Вряд ли стоит сомневаться в том, что информацию об этих словах и делах кто-то мог донести до ушей первосвященников. Какие-то слухи о претензиях Иисуса на единосущие с Богом-Отцом, наверняка, стали им известны еще до суда. Иоанн пишет: «И еще более искали убить Его Иудеи за то, что Он не только нарушал субботу, но и Отцом Своим называл Бога, делая Себя равным Богу» (Ин. 5:18).
Об ином понимании Бога
Кажется очевидным, что еврейский Бог Яхве и христианский Бог-Отец — это один и тот же Бог. Сам Иисус, раскрывая смысл первой из всех заповедей, говорил: «Господь Бог наш есть Господь единый» (Мк. 12:29). Ориген писал: «Иисус есть Сын Того же Самого Бога, который даровал закон (Моисею) и послал пророков». И все же с самого начала иудейско-христианского противостояния этот Бог понимался по-разному. Он так и не стал единым для большинства иудеев и христиан. Еще первомученик Стефан высказал в суде мысль о конце ветхозаветной эпохи и. по сути, обвинил иудеев в измене истинному Богу и идолопоклонстве.

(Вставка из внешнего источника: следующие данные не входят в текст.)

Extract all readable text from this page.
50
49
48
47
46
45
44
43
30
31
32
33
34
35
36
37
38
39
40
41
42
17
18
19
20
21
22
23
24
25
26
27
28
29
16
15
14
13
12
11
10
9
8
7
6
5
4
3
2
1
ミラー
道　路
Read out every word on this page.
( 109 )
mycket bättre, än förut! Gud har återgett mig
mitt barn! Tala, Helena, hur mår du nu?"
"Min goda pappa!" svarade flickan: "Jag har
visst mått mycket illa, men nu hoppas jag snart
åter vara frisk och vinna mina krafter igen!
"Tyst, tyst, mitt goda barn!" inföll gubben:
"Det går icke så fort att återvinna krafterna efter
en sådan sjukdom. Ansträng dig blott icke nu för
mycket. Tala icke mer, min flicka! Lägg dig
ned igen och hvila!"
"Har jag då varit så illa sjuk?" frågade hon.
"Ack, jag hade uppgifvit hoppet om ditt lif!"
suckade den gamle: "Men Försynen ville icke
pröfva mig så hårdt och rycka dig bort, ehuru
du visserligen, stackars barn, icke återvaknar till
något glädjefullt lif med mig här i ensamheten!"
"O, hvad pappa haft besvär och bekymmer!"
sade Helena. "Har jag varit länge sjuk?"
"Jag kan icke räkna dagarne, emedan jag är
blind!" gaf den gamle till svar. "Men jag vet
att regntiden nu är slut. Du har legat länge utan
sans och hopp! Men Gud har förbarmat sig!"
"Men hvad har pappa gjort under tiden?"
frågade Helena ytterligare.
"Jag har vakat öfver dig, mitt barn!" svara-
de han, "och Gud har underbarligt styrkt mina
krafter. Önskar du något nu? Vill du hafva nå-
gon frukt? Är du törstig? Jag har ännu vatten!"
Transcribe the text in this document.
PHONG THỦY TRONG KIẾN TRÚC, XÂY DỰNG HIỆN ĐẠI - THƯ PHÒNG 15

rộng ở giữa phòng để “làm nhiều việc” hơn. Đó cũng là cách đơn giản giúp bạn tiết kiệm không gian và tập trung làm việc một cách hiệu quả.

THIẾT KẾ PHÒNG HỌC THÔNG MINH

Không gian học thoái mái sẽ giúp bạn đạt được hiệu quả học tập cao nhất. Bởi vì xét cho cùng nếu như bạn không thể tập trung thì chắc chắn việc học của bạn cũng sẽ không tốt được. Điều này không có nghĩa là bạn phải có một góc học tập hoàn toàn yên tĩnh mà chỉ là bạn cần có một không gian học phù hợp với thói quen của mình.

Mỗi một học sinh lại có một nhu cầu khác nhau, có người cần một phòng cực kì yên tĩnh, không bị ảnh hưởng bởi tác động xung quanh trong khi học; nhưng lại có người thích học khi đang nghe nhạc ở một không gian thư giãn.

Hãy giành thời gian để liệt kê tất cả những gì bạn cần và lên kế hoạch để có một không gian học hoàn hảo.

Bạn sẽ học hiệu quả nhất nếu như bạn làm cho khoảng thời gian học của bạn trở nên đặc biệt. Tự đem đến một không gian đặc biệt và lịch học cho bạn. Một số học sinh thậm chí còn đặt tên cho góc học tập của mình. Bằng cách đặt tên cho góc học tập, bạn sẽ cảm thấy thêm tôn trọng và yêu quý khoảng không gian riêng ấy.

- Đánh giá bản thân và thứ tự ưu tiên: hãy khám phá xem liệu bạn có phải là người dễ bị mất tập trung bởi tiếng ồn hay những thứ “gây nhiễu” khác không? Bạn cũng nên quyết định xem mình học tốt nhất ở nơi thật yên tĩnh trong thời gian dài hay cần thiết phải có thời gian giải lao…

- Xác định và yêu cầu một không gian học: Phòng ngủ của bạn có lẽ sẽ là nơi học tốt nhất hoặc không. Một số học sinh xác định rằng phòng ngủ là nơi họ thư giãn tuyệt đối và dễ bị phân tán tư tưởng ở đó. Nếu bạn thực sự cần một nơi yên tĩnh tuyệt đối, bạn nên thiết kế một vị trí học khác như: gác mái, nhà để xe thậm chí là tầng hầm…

Многие полагают, что основания для иного понимания Бога дал Сам Иисус. Оно существенно отличалось от того понимания, которое укоренилось в тогдашнем иудейском обществе. воспринимавшем Яхве как исключительно национального Бога. Причем, единого и единственного. Т. Моммзен отмечал, что «никакой другой бог не был с самого начала настолько богом лишь своего народа, как Яхве, и ни один бог не оставался всегда таковым, независимо ни от времени, ни от места». Может быть и по этой причине Иисус ни разу не выступил с обличением идолопоклонства. Ведь иное понимание Бога лежало в основе диспозиции правовых норм, квалифицировавших это преступление как самое тяжкое из всех, предусмотренных Моисеевым законом.
Между тем из высказываний Иисуса следует, что иудеи не познали истинного Бога: «… Меня прославляет Отец Мой, о Котором вы говорите, что Он Бог ваш; И вы не познали Его. а Я знаю Его…» (Ин. 8:54,55). Апостол Павел пришел к убеждению, что истину эту «никто из властей века сего не познал; ибо если бы познали, то не распяли бы Господа славы» (I Кор. 2:8).
А. П. Лопухин в «Толковой Библии» восклицает: «Нет, — это правда — иудеи на самом деле совсем не знают истинного Бога!». Надо признать заслуживающими внимания утверждения Джона Ричиза (Н. Т. Райт приводит их в своей книге) о том. что «фарисейский иудаизм ошибочно (по крайней мере, не вполне адекватно) представлял себе истинного Бога, Иисус же „трансформировал“ эти воззрения в правильные», изменив «базовые представления о Боге, человеке и мире». Он. по сути, выступил Обличителем того искаженного представления о Боге, которое сложилось у иудеев. В этой связи, с учетом господствовавших тогда в фарисейской среде представлений о Боге и невысокого уровня правосознания иудейских первосвященников, логично допустить, что у них были некоторые основания для постановки вопроса о богохульстве и идолопоклонстве Иисуса.
При этом обвинители Иисуса стремились представить все таким образом, что делают это по закону. Но по какому закону?